When we practice meditation in the context of Direct Awakening, we discover that we can simply shift our attention to the part of us that is already awake and free every time our mind wanders.
Each time we do this, we gain confidence in the ever-present nature of our true self, but, and once again this is important, only if we do it effortlessly.
If you learn how to shift your attention to the inherent freedom of your true nature instantaneously and without effort, the repeated experience of immediate access to the part of you that is already awake and free will eventually convince you that you no longer need more confirmation.
You don’t need more spiritual experiences because you already know who you are.
Spending time on retreat gives us the opportunity to practice instantaneously shifting our attention back onto the freedom of our true nature over and over again until we know without doubt who we really are.
Every time our mind wanders and we get caught up in the concerns of our limited sense of self, we simply shift our attention back to the expansive freedom at the core of our being. Every time we instantaneously shift back to freedom, we trust that freedom more.
Eventually we come to a point where we simply don’t doubt the inherent fullness of our true nature any more. We know it is always there. We stop being concerned when our attention wanders during practice.
We can even go so far that we don’t bother to shift our attention back when it wanders, because we know freedom is there anyway even though our attention inevitably shifts in and out of it.

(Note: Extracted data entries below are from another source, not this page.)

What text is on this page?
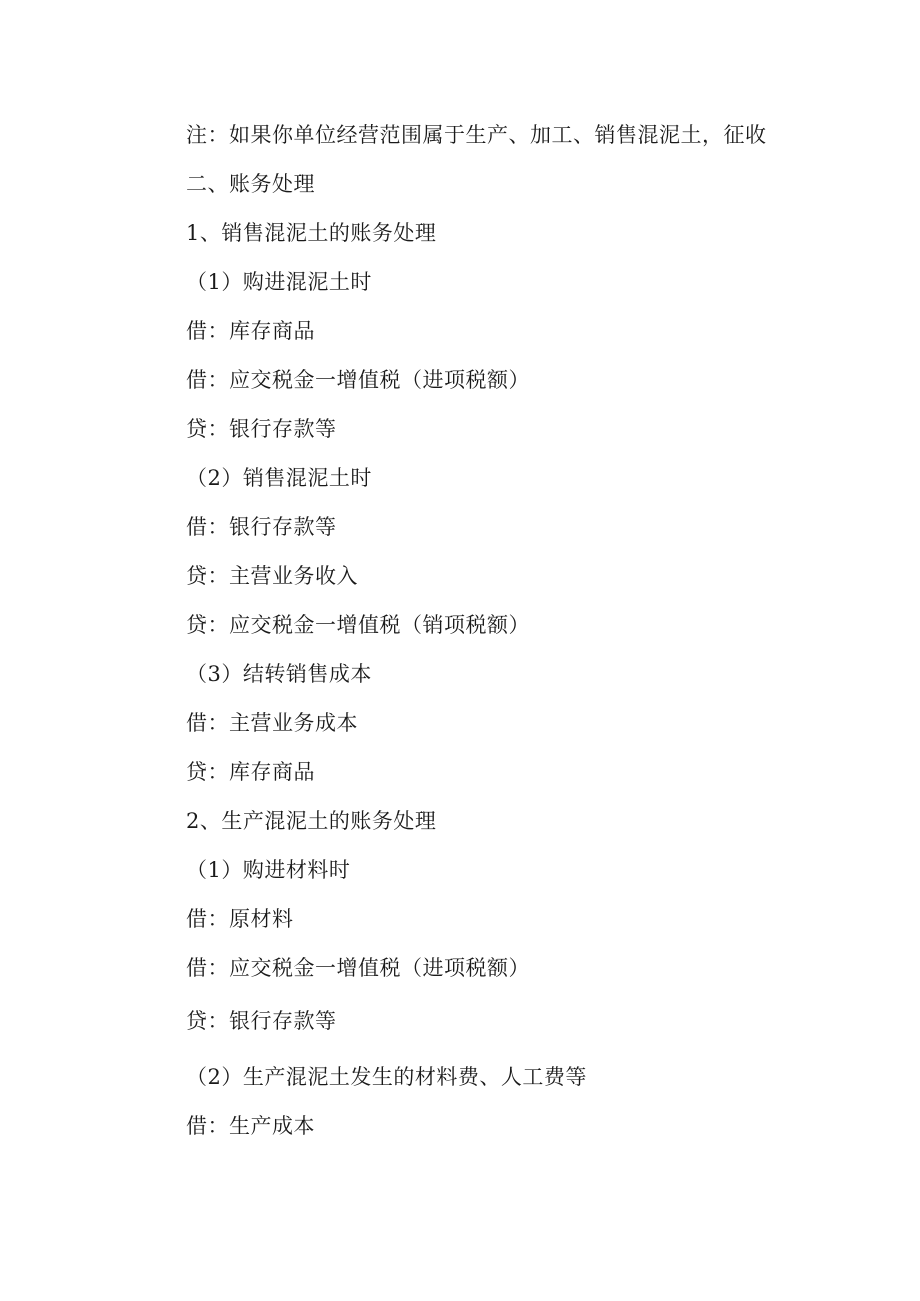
注：如果你单位经营范围属于生产、加工、销售混泥土，征收
二、账务处理
1、销售混泥土的账务处理
（1）购进混泥土时
借：库存商品
借：应交税金一增值税（进项税额）
贷：银行存款等
（2）销售混泥土时
借：银行存款等
贷：主营业务收入
贷：应交税金一增值税（销项税额）
（3）结转销售成本
借：主营业务成本
贷：库存商品
2、生产混泥土的账务处理
（1）购进材料时
借：原材料
借：应交税金一增值税（进项税额）
贷：银行存款等
（2）生产混泥土发生的材料费、人工费等
借：生产成本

This is when we discover the most profound depths of meditation. Some might assume that once you are doubtless about who you are, there is no need to engage in spiritual practice.
Not true. That is the best time to engage in practice, because now you are no longer trying to manipulate or control your experience in any way at all.
Now when you sit in meditation, you are just sitting free and open without any agenda. You know who you are, you have no need for an experience to confirm it, and so you are available for whatever journey unfolds.
This is the true posture of meditation. Perfect availability. This is when the true mysteries of the spirit begin to open up to you. This is not a time to stop doing practice, this is when practice begins to yield the most precious of its fruits.